August 12, 2022

Exactly Who Can Evaluate Your Business?

Have you ever considered selling your business? Do you know how much is your business worth?

In general, no fixed rules or formulas apply to value how much your business is worth. People may attempt to tag a price for your business. The power to evaluate your business should be solely on you, the owner.

However, having said that this does not mean you can value it as  you like. In order to put a value on a business, you should take a few aspects into consideration.

This article will explore those aspects one by one:

How Much Profit Can Your Business Make?

Every business should have projected profits and cash flow and a report on how overheads and other costs were managed in the past. The projection and report can be used to consider expenditure that has been planned for or will be needed in the future.

Future profitability is of the utmost importance. The more profitable your business is projected to be, the more interest will people be to buy it.

Assets and Liabilities

Add up all your assets and minus it off with the liabilities and you are left with the asset valuation. The net asset value of your company is the total market value of all the assets it holds, such as equipment, machinery, computers, cars and properties; subtracting the value of any liabilities, such as debts, leases, finance or other money or equipment owed.

Applying asset valuation is generally more realistic if your company has a large amount of assets and/or its long term revenue generating capabilities are limited.  There is a need to consider the current situation with orders and the value of any property and equipment.

What is the situation with debtors?

Does the business own any patents?

All these needs to carefully consider when fixing the closing price for the business.
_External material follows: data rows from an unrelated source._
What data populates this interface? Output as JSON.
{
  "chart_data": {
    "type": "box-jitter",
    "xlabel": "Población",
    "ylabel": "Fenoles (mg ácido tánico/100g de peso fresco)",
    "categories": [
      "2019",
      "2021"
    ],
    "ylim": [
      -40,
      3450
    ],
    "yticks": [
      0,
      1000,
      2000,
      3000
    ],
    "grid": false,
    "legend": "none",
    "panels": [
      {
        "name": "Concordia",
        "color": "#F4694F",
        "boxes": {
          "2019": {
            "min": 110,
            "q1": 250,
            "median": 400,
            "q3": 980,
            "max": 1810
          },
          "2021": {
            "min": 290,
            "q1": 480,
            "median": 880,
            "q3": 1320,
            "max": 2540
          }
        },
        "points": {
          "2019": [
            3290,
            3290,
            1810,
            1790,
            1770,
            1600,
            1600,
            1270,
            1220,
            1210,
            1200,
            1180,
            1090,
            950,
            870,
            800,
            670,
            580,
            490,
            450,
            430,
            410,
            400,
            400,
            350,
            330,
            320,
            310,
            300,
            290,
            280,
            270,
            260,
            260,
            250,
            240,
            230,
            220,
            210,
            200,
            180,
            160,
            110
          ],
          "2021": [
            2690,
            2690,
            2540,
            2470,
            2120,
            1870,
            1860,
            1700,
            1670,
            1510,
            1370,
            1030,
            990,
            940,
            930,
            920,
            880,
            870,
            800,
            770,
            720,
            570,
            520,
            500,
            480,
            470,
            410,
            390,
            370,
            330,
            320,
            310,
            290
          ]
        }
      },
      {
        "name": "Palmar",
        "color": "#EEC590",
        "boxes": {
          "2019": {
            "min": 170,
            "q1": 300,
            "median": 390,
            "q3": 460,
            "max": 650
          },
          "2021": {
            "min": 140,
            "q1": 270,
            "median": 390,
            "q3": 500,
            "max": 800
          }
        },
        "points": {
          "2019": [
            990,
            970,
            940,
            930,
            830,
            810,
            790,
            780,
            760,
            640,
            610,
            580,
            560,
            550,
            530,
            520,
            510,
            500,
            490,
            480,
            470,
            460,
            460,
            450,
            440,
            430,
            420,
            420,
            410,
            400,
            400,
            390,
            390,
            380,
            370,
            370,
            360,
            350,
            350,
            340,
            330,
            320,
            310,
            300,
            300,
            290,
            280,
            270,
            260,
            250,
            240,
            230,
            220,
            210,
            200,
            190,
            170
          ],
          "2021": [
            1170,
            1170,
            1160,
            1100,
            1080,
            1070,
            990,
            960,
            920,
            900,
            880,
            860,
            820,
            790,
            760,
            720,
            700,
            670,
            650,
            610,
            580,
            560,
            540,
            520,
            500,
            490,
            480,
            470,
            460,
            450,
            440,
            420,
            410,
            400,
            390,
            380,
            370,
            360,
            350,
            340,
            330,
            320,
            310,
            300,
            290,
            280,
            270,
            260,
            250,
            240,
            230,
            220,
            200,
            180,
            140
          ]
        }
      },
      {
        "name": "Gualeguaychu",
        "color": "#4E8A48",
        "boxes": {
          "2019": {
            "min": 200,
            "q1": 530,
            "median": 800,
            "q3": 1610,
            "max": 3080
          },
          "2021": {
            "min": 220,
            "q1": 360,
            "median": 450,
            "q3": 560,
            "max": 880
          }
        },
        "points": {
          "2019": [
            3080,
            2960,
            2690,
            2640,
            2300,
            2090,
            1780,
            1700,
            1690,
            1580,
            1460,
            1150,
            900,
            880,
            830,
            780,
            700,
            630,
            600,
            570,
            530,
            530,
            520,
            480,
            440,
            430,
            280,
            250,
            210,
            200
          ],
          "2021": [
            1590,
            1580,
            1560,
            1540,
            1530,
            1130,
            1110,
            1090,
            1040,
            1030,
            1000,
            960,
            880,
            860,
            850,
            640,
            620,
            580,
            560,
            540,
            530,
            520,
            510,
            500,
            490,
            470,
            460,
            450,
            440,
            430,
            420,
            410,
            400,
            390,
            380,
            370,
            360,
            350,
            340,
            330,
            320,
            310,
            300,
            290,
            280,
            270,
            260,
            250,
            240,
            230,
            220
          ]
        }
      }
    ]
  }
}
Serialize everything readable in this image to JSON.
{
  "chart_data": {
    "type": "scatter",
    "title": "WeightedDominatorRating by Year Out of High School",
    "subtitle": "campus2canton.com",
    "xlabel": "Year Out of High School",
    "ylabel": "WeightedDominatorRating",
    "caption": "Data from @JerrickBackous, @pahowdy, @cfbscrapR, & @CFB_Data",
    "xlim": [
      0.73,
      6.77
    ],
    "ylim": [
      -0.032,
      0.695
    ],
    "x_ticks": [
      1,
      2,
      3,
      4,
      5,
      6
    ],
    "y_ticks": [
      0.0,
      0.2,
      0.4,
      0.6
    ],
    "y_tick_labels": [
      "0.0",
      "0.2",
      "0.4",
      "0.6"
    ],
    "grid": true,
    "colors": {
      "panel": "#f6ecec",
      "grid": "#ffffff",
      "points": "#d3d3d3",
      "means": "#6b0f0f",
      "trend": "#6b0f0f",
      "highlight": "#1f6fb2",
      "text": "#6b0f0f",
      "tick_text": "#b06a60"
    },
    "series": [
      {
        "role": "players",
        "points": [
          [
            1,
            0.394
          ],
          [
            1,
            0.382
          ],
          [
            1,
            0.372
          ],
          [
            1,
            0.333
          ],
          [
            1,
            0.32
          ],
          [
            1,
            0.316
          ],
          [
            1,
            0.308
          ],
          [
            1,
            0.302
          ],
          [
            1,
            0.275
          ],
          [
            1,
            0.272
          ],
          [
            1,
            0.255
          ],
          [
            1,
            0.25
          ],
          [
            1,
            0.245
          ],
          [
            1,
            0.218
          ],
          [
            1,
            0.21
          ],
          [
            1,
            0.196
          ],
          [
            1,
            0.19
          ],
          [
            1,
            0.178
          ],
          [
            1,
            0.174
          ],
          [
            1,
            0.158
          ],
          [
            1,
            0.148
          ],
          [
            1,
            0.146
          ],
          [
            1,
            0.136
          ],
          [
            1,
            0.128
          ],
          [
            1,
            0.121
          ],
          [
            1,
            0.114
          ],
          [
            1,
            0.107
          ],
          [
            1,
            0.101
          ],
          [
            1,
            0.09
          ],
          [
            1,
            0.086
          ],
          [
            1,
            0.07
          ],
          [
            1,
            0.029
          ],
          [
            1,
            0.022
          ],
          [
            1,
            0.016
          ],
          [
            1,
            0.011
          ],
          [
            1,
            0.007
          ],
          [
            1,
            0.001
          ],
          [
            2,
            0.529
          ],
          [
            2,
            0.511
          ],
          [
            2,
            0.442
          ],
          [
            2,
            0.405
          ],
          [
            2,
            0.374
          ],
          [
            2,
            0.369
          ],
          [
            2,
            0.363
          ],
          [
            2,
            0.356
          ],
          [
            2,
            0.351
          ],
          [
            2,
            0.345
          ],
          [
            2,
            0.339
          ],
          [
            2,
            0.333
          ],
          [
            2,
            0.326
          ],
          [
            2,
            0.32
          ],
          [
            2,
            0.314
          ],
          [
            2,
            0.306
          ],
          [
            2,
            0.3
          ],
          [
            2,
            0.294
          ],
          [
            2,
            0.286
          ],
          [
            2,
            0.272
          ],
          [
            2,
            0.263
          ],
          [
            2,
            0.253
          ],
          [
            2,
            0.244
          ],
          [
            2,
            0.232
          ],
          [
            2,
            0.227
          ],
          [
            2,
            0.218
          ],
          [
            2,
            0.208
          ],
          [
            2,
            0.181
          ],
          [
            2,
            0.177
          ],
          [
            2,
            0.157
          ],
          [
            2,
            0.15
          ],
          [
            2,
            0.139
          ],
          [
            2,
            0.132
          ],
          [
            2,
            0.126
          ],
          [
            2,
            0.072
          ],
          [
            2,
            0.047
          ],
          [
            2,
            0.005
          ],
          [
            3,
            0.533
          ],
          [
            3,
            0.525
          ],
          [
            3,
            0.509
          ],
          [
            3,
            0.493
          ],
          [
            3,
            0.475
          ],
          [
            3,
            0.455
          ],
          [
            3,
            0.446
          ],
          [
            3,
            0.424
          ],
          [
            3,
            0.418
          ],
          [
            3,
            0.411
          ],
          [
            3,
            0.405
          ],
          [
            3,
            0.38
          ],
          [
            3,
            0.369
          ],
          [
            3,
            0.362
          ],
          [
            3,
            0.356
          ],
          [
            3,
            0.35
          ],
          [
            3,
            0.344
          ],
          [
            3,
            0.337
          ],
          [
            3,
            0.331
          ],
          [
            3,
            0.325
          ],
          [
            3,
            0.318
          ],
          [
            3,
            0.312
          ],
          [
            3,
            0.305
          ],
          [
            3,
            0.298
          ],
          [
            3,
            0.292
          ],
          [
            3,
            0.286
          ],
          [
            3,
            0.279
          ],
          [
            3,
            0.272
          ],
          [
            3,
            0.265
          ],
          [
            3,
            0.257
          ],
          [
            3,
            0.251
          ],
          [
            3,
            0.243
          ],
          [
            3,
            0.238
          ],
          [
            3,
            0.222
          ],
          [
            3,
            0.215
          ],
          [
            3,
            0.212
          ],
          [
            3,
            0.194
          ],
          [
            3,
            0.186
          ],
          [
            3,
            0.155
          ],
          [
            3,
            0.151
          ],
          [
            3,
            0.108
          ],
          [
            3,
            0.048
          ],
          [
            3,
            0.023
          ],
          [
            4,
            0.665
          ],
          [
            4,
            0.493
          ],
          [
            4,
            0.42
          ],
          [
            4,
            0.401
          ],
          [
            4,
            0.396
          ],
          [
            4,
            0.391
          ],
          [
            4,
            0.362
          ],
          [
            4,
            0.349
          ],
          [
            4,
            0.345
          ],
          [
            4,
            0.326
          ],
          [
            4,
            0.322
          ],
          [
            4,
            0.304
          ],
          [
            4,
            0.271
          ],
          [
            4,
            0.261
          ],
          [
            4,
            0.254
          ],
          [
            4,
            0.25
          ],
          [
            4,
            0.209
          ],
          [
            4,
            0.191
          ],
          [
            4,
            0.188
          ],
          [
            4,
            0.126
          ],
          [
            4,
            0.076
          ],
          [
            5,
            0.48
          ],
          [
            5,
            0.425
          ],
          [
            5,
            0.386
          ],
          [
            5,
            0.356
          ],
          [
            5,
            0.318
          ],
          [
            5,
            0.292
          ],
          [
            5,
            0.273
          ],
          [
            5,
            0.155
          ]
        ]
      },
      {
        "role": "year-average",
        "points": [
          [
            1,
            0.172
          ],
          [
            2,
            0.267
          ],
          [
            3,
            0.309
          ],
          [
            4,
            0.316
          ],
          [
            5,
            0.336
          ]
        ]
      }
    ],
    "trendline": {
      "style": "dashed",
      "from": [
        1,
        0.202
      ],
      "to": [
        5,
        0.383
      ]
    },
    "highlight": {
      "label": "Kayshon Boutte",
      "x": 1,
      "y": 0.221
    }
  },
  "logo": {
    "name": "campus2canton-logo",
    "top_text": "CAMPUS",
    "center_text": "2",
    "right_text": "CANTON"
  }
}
You must ensure that everything is accounted for.

The Invisible

It is not something quantifiable or tangible, but its presence makes a difference, good or bad.  This could sometimes be one of the major aspects when valuing a business.

Due to it being intangible, it needs more attention. The strength of the customer base of a business for instance is something to consider.

How loyal are your customers?

Do you have a loyalty program?

If yes, how  many are subscribed to it and how are you planning to transition them?

This can be a very valuable aspect as a sound customer base can provide opportunities for future buyers to use them as a target audience.


Are your management members going to stay with the business once you sell it or are they planning to leave with you. Depending on their decision and what the buyer prefers, the value of the business will increase or decrease significantly.

The organization structure is also important. The buyer will want to see if he can make do without some employees and having that choice will help him decide.

“Obviously, if you are selling your business, valuation is extremely important”

External Factors

The above were all internal factors, but the current state of economy and the projection of the state of the industry your business is in is also important external factors.  Depending on the individual business, there could be many other factors that can be considered to get you the most accurate valuation but this depends on the industry you operate in and the type of business you run.

It is important to first do a personal valuation and then do a valuation together with a potential buyer taking into account their demands and preferences.

Obviously, if you are selling your business, valuation is extremely important. However, valuation can also and should be used as a powerful driver of how you manage your business. Valuation helps you track the effectiveness of your strategic decision-making process and to provide you with the ability to track performance in terms of estimated change in value, not just in revenue.

This helps you to take a holistic look at your business and make decisions that are highly impactful for your bottom line. It allows you to understand the subtle dynamics of your business and avoid unforeseen consequences of seemingly reasonable decisions. A value-based management approach will set you apart from your competition and dramatically change the way you and the market view your company.